A movable barrier operator contains control electronics and an electric motor that is configured to actuate a movable access barrier between opened and closed limit positions. Such access barriers may comprise garage doors, curtains, retractable awnings, gates, and the like. Moreover, known operators are capable of receiving “local” signals and then processing requests or commands contained therein to move the barrier. Transmitted signals requesting the movement of the barrier can be delivered to the barrier operator by either hardwired signals, or from wireless signal transmissions associated with different types of transmitting devices. These devices are in the form of wired and wireless wall station transmitters, wireless transmitters, wired or wireless keyless entry transmitters, wireless vehicle mounted transmitters, and “hands-free” proximity transmitters. These known types of transmitters are collectively referred to herein as local transmitters.
Portable and/or handheld remote local transmitters comprise radio-frequency (RF) transmitters that when actuated send RF signals with embedded codes, such as function codes, to the barrier operator. The codes can either be fixed or rolling code sequences of data that uniquely identify the transmitter to the barrier operator. Rolling code sequences allow for more secure access and control of the barrier operator, since they thwart so called “sniffing” or “code grabbing” of fixed access codes.
Known prior art barrier operators have a limited capability in which to communicate their internal operating status to the outside world. For example, prior art operators typically limit their internal status reporting or feedback to local signaling via a series of light flashes, LED flashes, or audible beeps, thus requiring users to be in close proximity to the operator in order to observe the feedback. Furthermore, the feedback capacity provided by operators is limited and in most cases it is only accessible at the time the operator is encountering a problem. In-depth diagnosis or troubleshooting of problems associated with the operator using such feedback is generally inadequate. Other known prior art operators can monitor and internally store the working parameters and characteristics of the barrier creating a working “profile” of the barrier. But, current or historical profile information is not easily accessible by the user or installer.
In addition to limited outbound communications with the outside world, prior art operators also have limited receive functions. Known prior art operators contain a wired interface designed to receive a limited number of control commands. These wired interfaces are designed to operate in close proximity to the operator. Prior art operators also include wireless receivers capable of receiving short range signals from wireless transmitters. Although the wireless receiver system allows for more control command options, such as in the case of multi-function wireless wall stations, the commands are still limited in scope and are only “local” (short range).

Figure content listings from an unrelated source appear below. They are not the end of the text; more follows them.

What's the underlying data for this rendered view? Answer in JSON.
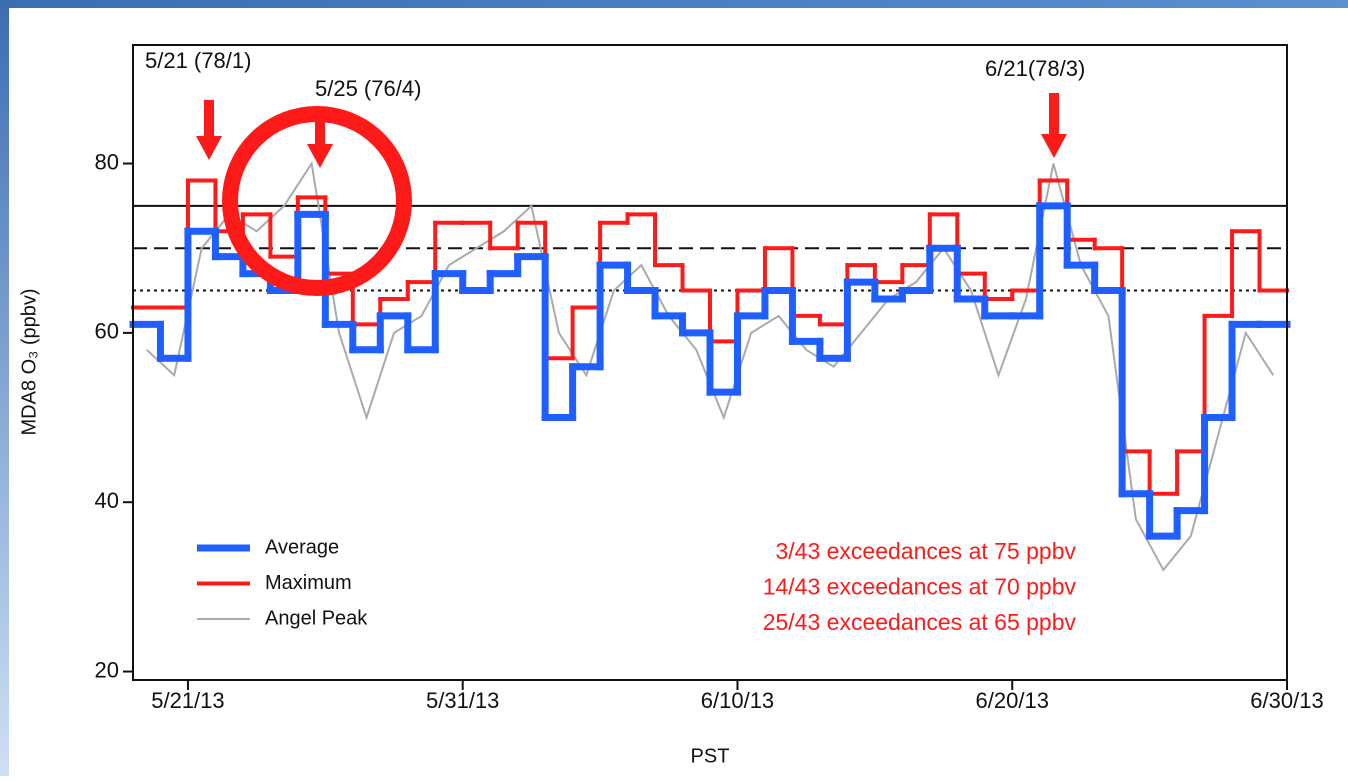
{
  "chart_data": {
    "type": "step",
    "y_label": "MDA8 O₃ (ppbv)",
    "x_label": "PST",
    "x": [
      "5/19/13",
      "5/20/13",
      "5/21/13",
      "5/22/13",
      "5/23/13",
      "5/24/13",
      "5/25/13",
      "5/26/13",
      "5/27/13",
      "5/28/13",
      "5/29/13",
      "5/30/13",
      "5/31/13",
      "6/1/13",
      "6/2/13",
      "6/3/13",
      "6/4/13",
      "6/5/13",
      "6/6/13",
      "6/7/13",
      "6/8/13",
      "6/9/13",
      "6/10/13",
      "6/11/13",
      "6/12/13",
      "6/13/13",
      "6/14/13",
      "6/15/13",
      "6/16/13",
      "6/17/13",
      "6/18/13",
      "6/19/13",
      "6/20/13",
      "6/21/13",
      "6/22/13",
      "6/23/13",
      "6/24/13",
      "6/25/13",
      "6/26/13",
      "6/27/13",
      "6/28/13",
      "6/29/13"
    ],
    "series": [
      {
        "name": "Angel Peak",
        "color": "#aaaaaa",
        "width": 2,
        "values": [
          58,
          55,
          70,
          74,
          72,
          75,
          80,
          60,
          50,
          60,
          62,
          68,
          70,
          72,
          75,
          60,
          55,
          65,
          68,
          62,
          58,
          50,
          60,
          62,
          58,
          56,
          60,
          64,
          66,
          70,
          65,
          55,
          64,
          80,
          68,
          62,
          38,
          32,
          36,
          48,
          60,
          55
        ]
      },
      {
        "name": "Maximum",
        "color": "#ff1a1a",
        "width": 4,
        "values": [
          63,
          63,
          78,
          72,
          74,
          69,
          76,
          67,
          61,
          64,
          66,
          73,
          73,
          70,
          73,
          57,
          63,
          73,
          74,
          68,
          65,
          59,
          65,
          70,
          62,
          61,
          68,
          66,
          68,
          74,
          67,
          64,
          65,
          78,
          71,
          70,
          46,
          41,
          46,
          62,
          72,
          65
        ]
      },
      {
        "name": "Average",
        "color": "#1f5fff",
        "width": 7,
        "values": [
          61,
          57,
          72,
          69,
          67,
          65,
          74,
          61,
          58,
          62,
          58,
          67,
          65,
          67,
          69,
          50,
          56,
          68,
          65,
          62,
          60,
          53,
          62,
          65,
          59,
          57,
          66,
          64,
          65,
          70,
          64,
          62,
          62,
          75,
          68,
          65,
          41,
          36,
          39,
          50,
          61,
          61
        ]
      }
    ],
    "ref_lines": [
      {
        "value": 75,
        "style": "solid"
      },
      {
        "value": 70,
        "style": "dashed"
      },
      {
        "value": 65,
        "style": "dotted"
      }
    ],
    "xlim": [
      "5/19/13",
      "6/30/13"
    ],
    "xticks": [
      "5/21/13",
      "5/31/13",
      "6/10/13",
      "6/20/13",
      "6/30/13"
    ],
    "ylim": [
      19,
      94
    ],
    "yticks": [
      20,
      40,
      60,
      80
    ],
    "legend": "lower left",
    "annotations": [
      "5/21 (78/1)",
      "5/25 (76/4)",
      "6/21(78/3)"
    ],
    "notes": [
      "3/43 exceedances at 75 ppbv",
      "14/43 exceedances at 70 ppbv",
      "25/43 exceedances at 65 ppbv"
    ],
    "note_color": "#ff1a1a"
  }
}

Although the aforementioned barrier operators are effective in their stated purpose, they do not address the need to incorporate a movable barrier operator into a network system. In other words, there is a need for a movable barrier operator that serves as a conduit between a communication network and components associated with the operator. And, given the prior art limitations, a new operator control system capable of transmitting, or otherwise communicating, internal operating status to the outside world is needed. Profile information related to the movement of the barrier, if accessible, can be useful to service personnel to diagnose and correct complete system problems. Furthermore, transmitter information that is unique to each individual unit and stored inside the operator memory system can be used to identify unique users, the number of users in the system and when the user activated the operator.
Alarm signals such as for broken springs, entrapments, time for service, etc. are useful for consumers who wish to have a higher level of security and control from their operator and for service personnel diagnosing problems. Accessing this information remotely is also useful for consumers who have a need to manage and monitor the operator system from remote locations such as a second home, workplace or even via a cell phone. Remote access of operator status is also useful for service personnel who wish to diagnose operator problems before making a service call.
As previously discussed, existing barrier operators are limited to receiving short range wireless signals from various “local” transmitters so as to control functions maintained by the barrier operator. As such, the barrier operator is not configured to transmit or receive network signals for communication with various network enabled appliances or devices. Moreover, the barrier operator is unable to convert local signals that contain commands for controlling various functions maintained by the network enabled appliance or device. Without such functionality at the barrier operator, the user of the network enabled appliance is required to remotely actuate the network enabled appliances using a dedicated network transmitter that is configured to communicate with the network appliances. However, this is inconvenient to the user in that he or she is required to carry both a non-network transmitter, to control the functions of the barrier operator, and a network transmitter, to control the functions maintained by the network appliance.
Thus, there is a need for a network operator radio module that is configured to be interfaced with a compatible barrier operator, such that when interfaced, the network operator radio module enables the barrier operator to communicate with both local transmitters, network transmitters, and various appliances that are part of a network. Moreover, there is a need for a network operator radio module that is configured to convert local signals into network signals so as to allow the local transmitter to communicate and control various functions maintained by an appliance or device that is part of a communication network.